I'll spare you all the all the gory details of the next year, but one night in anger he tore the necklace he'd bought me in our summer of love and flushed it down the toilet, and told me he never loved me. I used to go to bed praying not to wake up, and crying when I did. When the year ended he was engaged to someone else...a knee jerk reaction to my sleeping with one of our friends...my reaction to finding out his cover story for our relationship was that I was a one night stand gone psycho. It was horrible. We promised each other we'd stay friends and made our now spouses agree to that too. My heart was dead. He got married, I got re-married. My husband (the mutual friend mentioned earlier)and I have a son, and he and his wife are about to have a son.
It was hard to stay friends, but we needed each other's presence even if we didn't communicate as much as we had. I swallowed my pride and all that pain and soldiered on, but I missed him desperately and found myself wanting him more, not less, as time passed. We didn't talk about it. Almost two years ago now, he called me and told me he'd been wrong about us, and he was sorry...I'd wanted to hear that for so long that I was initially elated, but it didn't change our situations. The erotic charge in our relationship finally got the best of us a few months later and since then we've been stealing moments here and there. We are still struggling with our old issues, and things are decidedly more complicated than the were when I was afraid to kiss him all those years ago.
I imagine he'll have some crisis of conscience when his son is born, and our relationship will go dormant again. I prayed for him to have this child, because I could not have let him go without something he wanted so badly, and that would have seriously complicated things no matter how it happened. So I suppose that I need help in preparing for the end. It hurts just thinking about it. I almost died the last time, and I can't leave my son.

I think maybe you should seek some therapy to figure out what it is about this man that has him in and out of your life for the past 17 years. Good luck.
Jazzdiva
Do you love your current husband? Did you love him when you married him? Try to work on that. Or if you find that you don't....then you need to make other decisions.

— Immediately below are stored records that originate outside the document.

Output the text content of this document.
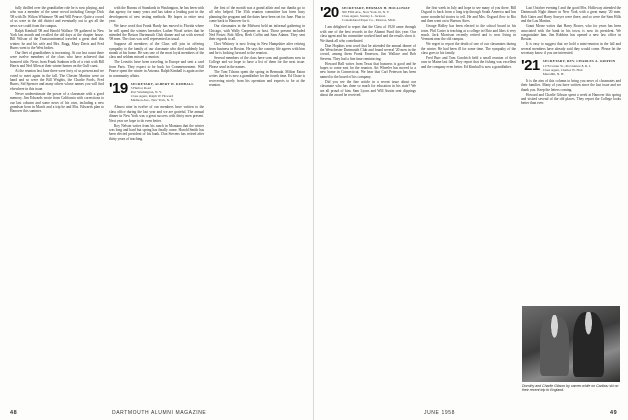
fully thrilled over the grandfather role he is now playing, and who was a member of the same crowd including George Dick '08 with Dr. Wilton Whitmore '06 and Will Pearce. Quite a crowd of us were in the old district and eventually out to get all the news we could from the campus.

Ralph Kimball '08 and Harold Wallace '09 gathered in New York last month and recalled the old days at the chapter house. Bill Wilson of the Transcontinental traveled a great deal this winter; he and his wife and Mrs. Rugg, Mary Davis and Fred Burns went to the West Indies.

Our fleet of grandfathers is increasing. At our last count there were twelve members of the class who have achieved that honored title. News from Frank Sanborn tells of a visit with Bill Harris and Ned Allen at their winter homes on the Gulf coast.

At the reunion last June there were forty of us present and we voted to meet again in the fall. The Chester Martins were on hand and so were the Bill Wrights, the Charlie Fords, Fred Burns, Sid Spencer and many others whose names you will find elsewhere in this issue.

Never underestimate the power of a classmate with a good memory. Jim Edwards wrote from California with corrections to our last column and some news of his own, including a new grandson born in March and a trip he and Mrs. Edwards plan to Hanover this summer.

with the Bureau of Standards in Washington, he has been with that agency for many years and has taken a leading part in the development of new testing methods. He hopes to retire next year.

We have word that Frank Hardy has moved to Florida where he will spend the winters hereafter. Luther Wood writes that he attended the Boston Dartmouth Club dinner and sat with several '08 men. The class was well represented as usual.

Suppose all members of the Class will join in offering sympathy to the family of our classmate who died suddenly last month at his home. He was one of the most loyal members of the class and seldom missed a reunion.

The Leavitts have been traveling in Europe and sent a card from Paris. They expect to be back for Commencement. Will Pearce spent the winter in Arizona. Ralph Kimball is again active in community affairs.

'19 SECRETARY, ALBERT W. KIMBALL
3 Harbor Road
Port Washington, N. Y.
Class Agent, Ralph W. Howard
Madison Ave., New York, N. Y.

Almost nine in twelve of our members have written to the class office during the last year and we are grateful. The annual dinner in New York was a great success with thirty men present. Next year we hope to do even better.

Roy Nelson writes from his ranch in Montana that the winter was long and hard but spring has finally come. Harold Smith has been elected president of his bank. Don Stevens has retired after thirty years of teaching.

the first of the month was a grand affair and our thanks go to all who helped. The 35th reunion committee has been busy planning the program and the dates have been set for June. Plan to come back to Hanover for it.

Our classmates in the Midwest held an informal gathering in Chicago, with Wally Carpenter as host. Those present included Ned Foster, Bob Allen, Herb Coffin and Sam Adams. They sent their regards to all.

Chet Whitney is now living in New Hampshire after retiring from business in Boston. He says the country life agrees with him and he is looking forward to the reunion.

Several members of the class have sons and grandsons now in College and we hope to have a list of them for the next issue. Please send in the names.

The Tom Tilsons spent the spring in Bermuda. Milton Eaton writes that he is now a grandfather for the fourth time. Ed Chase is recovering nicely from his operation and expects to be at the reunion.

48	DARTMOUTH ALUMNI MAGAZINE
'20 SECRETARY, HERMAN H. HOLLOWAY
300 Fifth Ave., New York 16, N. Y.
Class Agent, Stanley L. Jackson
Consolidated Paper Co., Monroe, Mich.

I am delighted to report that the Class of 1920 came through with one of the best records in the Alumni Fund this year. Our class agent and his committee worked hard and the results show it. We thank all who contributed.

Don Hopkins sent word that he attended the annual dinner of the Westchester Dartmouth Club and found several '20 men in the crowd, among them Frank Emerson, Jim Wallace and Bob Stevens. They had a fine time reminiscing.

Howard Hall writes from Texas that business is good and he hopes to come east for the reunion. Art Wheeler has moved to a new home in Connecticut. We hear that Carl Peterson has been named to the board of his company.

Did you see the fine article in a recent issue about our classmate who has done so much for education in his state? We are all proud of him. Sam Lyons and Will Austin sent clippings about the award he received.

the first week in July and hope to see many of you there. Bill Osgood is back from a long trip through South America and has some wonderful stories to tell. He and Mrs. Osgood flew to Rio and then went on to Buenos Aires.

George Ridley has been elected to the school board in his town. Phil Carter is teaching at a college in Ohio and likes it very much. Jack Morrison recently retired and is now living in Vermont near the old campus.

We regret to report the death of one of our classmates during the winter. He had been ill for some time. The sympathy of the class goes to his family.

Fred Burr and Tom Goodrich held a small reunion of their own in Maine last fall. They report that the fishing was excellent and the company even better. Ed Kimball is now a grandfather.

Last October evening I and the good Mrs. Holloway attended the Dartmouth Night dinner in New York with a great many '20 men. Bob Gates and Harry Sawyer were there, and so were the Sam Hills and the Lou Martins.

Grant Morse writes that Harry Bower, who for years has been associated with the bank in his town, is now its president. We congratulate him. Jim Robbins has opened a new law office in Boston.

It is easy to suggest that we hold a mini-reunion in the fall and several members have already said they would come. Please let the secretary know if you are interested.

'21 SECRETARY, REV. CHARLES A. GRIFFIN
1176 Center St., Providence 8, R. I.
Class Agent, Charles W. Holt
Meredith, N. H.

It is the aim of this column to bring you news of classmates and their families. Many of you have written since the last issue and we thank you. Keep the letters coming.

Howard and Charlie Gibson spent a week at Hanover this spring and visited several of the old places. They report the College looks better than ever.

Dorothy and Charlie Gibson by cameo while on Caribou ski on their recent trip to England.
JUNE 1958	49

Post here...all of us understand to some degree or level. WE are all miring through the pain ourselves.
big hugs!
dharma
Trying to condense all the drama into a few paragraphs meant that large chunks of time and significant events went unaddressed...How we got here could fill a book. I don't think I got across how itegral the OM is in my life. Our clique that used to hang out back at his apartment so long ago is still together. They were all here for the Super Bowl. My husband was an usher in his wedding. Me, my husband, and son were all over at his house this weekend. My point is NC is not really possible as it would create suspicion. Us being good forever is highly unlikely... I guess we're back to "one day at a time." I'd just like to skip to the end and read the last few pages...
Anyway, thanks for the outlet. It helps drown him out of my mind for a while. I can't afford years of therapy, so I appreciate your comments and advice.